Persisting Maigret across Tails sessions

Tails wipes ~/.local/ on reboot unless you configure the Persistent Storage to keep it. This is Tails configuration, not Maigret configuration — see the official Tails docs:

  • Persistent Storage on Tails <https://tails.boum.org/doc/persistent_storage/>_
  • Configuring Persistent Storage features <https://tails.boum.org/doc/persistent_storage/configure/>_

A step-by-step recipe contributed by a user (persisting ~/.local/lib/python3.9 and ~/.local/bin and patching .bashrc) is in issue #544 <https://github.com/soxoj/maigret/issues/544#issuecomment-1356469171>__. Treat it as a starting point: the Python version and Tails internals change between Tails releases.
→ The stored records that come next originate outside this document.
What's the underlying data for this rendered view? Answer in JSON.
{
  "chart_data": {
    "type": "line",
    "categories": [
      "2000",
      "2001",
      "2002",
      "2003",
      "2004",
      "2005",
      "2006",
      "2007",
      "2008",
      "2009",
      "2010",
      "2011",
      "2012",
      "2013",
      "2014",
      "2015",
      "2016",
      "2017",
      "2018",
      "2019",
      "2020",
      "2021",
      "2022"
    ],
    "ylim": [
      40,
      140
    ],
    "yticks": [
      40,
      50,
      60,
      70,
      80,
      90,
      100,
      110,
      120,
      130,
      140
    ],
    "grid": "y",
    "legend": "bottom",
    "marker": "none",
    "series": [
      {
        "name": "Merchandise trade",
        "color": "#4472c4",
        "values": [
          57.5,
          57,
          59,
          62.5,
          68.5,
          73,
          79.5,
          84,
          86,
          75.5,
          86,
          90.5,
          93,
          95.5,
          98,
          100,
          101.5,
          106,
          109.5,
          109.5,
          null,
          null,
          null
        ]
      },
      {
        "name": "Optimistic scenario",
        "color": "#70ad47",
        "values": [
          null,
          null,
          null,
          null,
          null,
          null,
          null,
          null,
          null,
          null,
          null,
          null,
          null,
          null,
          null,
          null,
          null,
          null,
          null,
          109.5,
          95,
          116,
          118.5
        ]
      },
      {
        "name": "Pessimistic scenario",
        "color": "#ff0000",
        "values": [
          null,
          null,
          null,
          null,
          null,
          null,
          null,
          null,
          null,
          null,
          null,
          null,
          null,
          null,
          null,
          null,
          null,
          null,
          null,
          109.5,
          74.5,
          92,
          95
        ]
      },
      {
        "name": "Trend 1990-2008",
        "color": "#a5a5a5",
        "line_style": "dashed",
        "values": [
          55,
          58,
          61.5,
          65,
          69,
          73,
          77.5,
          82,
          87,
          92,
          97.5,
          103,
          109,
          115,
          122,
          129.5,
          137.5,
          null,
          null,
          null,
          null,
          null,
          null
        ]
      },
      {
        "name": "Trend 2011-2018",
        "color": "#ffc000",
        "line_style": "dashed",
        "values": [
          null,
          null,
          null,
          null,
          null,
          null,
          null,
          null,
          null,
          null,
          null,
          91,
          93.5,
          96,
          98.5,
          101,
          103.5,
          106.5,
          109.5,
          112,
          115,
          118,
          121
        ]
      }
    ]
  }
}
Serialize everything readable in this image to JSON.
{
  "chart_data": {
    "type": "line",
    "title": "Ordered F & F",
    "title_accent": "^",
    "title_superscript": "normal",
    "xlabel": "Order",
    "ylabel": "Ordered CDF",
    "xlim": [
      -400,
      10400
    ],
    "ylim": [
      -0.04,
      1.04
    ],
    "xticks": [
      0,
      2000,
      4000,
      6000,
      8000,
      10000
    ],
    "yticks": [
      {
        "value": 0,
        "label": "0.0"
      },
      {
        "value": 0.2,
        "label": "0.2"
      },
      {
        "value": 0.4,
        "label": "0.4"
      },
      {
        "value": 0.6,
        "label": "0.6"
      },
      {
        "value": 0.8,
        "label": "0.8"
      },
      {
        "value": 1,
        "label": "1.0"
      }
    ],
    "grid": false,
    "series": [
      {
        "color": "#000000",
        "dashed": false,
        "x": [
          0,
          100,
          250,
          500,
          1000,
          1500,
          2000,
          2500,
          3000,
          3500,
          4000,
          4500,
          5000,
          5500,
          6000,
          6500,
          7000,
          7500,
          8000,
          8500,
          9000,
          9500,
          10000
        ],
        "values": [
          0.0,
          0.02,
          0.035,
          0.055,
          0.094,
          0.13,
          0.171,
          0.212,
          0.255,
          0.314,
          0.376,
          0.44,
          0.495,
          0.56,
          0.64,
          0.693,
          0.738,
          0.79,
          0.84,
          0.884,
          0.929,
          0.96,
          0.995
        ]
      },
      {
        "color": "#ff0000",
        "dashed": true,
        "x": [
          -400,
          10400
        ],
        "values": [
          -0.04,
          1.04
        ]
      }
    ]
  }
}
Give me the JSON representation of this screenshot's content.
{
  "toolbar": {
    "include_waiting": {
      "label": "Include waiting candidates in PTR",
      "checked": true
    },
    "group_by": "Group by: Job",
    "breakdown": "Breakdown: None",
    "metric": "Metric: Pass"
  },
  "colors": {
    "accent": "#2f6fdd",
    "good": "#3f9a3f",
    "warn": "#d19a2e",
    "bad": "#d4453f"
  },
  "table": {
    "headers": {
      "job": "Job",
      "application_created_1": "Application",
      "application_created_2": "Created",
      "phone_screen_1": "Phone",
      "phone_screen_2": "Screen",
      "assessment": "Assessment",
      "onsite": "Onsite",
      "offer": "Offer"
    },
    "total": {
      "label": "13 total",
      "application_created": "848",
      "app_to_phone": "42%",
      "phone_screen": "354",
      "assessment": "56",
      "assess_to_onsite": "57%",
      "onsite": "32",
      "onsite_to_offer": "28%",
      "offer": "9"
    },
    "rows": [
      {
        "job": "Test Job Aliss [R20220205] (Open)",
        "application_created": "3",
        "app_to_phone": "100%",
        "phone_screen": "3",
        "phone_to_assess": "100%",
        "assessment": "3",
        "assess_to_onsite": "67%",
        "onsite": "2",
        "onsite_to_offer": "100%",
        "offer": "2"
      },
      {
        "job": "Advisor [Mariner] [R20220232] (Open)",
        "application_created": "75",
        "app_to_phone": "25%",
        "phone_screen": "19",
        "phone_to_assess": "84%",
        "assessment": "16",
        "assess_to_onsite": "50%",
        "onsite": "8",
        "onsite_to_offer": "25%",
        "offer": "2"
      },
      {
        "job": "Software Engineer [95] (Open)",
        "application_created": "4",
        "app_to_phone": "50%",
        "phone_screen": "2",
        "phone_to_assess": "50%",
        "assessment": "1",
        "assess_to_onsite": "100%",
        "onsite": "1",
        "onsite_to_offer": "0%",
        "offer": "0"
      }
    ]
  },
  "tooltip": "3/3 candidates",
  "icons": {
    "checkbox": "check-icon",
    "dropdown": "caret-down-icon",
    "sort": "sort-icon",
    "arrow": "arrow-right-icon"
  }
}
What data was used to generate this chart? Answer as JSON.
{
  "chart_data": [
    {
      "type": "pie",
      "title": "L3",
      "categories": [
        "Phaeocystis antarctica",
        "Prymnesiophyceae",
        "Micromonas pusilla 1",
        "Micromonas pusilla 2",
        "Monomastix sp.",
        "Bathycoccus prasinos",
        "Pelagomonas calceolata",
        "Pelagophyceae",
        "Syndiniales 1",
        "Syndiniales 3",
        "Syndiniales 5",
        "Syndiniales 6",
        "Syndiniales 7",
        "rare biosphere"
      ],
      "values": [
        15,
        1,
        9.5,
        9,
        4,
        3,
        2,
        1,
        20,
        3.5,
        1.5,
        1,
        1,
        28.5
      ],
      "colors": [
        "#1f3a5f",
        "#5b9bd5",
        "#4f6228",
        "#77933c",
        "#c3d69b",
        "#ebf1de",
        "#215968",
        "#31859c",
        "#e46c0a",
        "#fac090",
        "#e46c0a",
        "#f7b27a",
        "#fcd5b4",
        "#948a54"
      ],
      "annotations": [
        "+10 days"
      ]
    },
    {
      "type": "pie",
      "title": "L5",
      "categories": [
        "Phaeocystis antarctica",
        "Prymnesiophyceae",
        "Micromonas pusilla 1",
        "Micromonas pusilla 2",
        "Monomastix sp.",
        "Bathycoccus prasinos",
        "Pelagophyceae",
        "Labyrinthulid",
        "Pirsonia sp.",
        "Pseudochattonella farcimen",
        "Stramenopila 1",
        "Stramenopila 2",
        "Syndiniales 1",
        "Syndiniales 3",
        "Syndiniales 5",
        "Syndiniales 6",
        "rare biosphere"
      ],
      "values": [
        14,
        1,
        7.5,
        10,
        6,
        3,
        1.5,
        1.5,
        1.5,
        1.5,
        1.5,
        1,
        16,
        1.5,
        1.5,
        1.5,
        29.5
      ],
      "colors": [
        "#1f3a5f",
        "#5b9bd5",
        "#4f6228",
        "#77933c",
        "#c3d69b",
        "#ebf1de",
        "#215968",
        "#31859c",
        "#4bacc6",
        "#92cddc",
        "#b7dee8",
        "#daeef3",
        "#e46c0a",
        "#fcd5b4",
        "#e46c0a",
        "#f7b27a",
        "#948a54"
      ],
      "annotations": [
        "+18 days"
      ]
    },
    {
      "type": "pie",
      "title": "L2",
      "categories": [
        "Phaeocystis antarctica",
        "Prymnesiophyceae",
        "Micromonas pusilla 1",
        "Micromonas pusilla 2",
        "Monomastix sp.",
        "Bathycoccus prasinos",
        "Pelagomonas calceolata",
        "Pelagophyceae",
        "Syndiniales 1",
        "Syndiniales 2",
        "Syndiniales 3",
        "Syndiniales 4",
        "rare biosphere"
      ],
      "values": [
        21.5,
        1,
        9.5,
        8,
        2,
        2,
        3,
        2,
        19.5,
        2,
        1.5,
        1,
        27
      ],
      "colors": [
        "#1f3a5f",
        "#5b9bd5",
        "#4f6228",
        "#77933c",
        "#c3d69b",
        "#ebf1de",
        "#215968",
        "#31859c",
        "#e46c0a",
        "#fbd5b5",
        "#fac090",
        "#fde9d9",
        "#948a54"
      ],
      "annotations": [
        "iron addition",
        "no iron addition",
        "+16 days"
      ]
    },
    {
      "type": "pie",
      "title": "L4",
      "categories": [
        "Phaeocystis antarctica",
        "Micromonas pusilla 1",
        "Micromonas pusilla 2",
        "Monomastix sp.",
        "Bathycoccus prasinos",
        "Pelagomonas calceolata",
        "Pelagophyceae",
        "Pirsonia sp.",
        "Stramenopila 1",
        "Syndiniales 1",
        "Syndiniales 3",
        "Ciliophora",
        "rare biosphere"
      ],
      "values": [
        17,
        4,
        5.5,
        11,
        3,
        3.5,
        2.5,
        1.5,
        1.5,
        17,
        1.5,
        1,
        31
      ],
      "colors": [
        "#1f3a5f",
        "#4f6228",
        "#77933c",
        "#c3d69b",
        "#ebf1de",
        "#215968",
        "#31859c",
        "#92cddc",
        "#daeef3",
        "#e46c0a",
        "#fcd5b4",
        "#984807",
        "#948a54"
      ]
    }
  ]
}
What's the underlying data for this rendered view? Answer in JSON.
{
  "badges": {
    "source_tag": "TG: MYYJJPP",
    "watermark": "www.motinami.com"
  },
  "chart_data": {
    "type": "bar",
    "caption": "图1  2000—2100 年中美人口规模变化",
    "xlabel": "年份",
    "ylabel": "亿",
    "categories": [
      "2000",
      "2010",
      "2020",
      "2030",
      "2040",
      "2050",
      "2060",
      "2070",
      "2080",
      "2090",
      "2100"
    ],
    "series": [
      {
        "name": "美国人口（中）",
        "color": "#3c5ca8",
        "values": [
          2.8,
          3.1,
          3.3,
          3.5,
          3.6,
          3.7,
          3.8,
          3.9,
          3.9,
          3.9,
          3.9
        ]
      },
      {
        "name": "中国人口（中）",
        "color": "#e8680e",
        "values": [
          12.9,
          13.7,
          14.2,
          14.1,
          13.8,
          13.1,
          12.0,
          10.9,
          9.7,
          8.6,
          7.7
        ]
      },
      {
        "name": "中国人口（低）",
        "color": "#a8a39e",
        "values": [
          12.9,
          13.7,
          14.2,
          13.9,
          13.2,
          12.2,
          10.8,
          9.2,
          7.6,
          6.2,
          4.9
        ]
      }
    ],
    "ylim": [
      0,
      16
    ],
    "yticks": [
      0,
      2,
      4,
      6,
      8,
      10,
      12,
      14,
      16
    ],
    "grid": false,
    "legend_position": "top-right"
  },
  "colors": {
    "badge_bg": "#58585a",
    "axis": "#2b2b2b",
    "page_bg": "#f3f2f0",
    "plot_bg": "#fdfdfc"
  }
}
Reports on Tails — where to save them


The default ``reports/`` directory lives next to the working directory and is wiped with the amnesiac session. To save reports somewhere persistent, either pass ``-fo``:

.. code-block:: console

   maigret <username> --html -fo "/home/amnesia/Persistent/maigret-reports"

or set ``"reports_path"`` in your ``settings.json`` to a persistent path. See :doc:`settings`.

Programmatic equivalents (Python library)
-----------------------------------------

The same options are available through the Python API. See :doc:`library-usage` — the relevant keyword arguments are ``proxy=``, ``tor_proxy=`` and ``i2p_proxy=``, accepting the same URL formats as the CLI flags.

See also
--------

- :doc:`command-line-options` — full reference for the three flags.
- `TROUBLESHOOTING.md <https://github.com/soxoj/maigret/blob/main/TROUBLESHOOTING.md>`_ — quick recipes for ``.onion`` / I2P sites and for WAF-induced 403s.
- :doc:`library-usage` — proxy options for embedded use.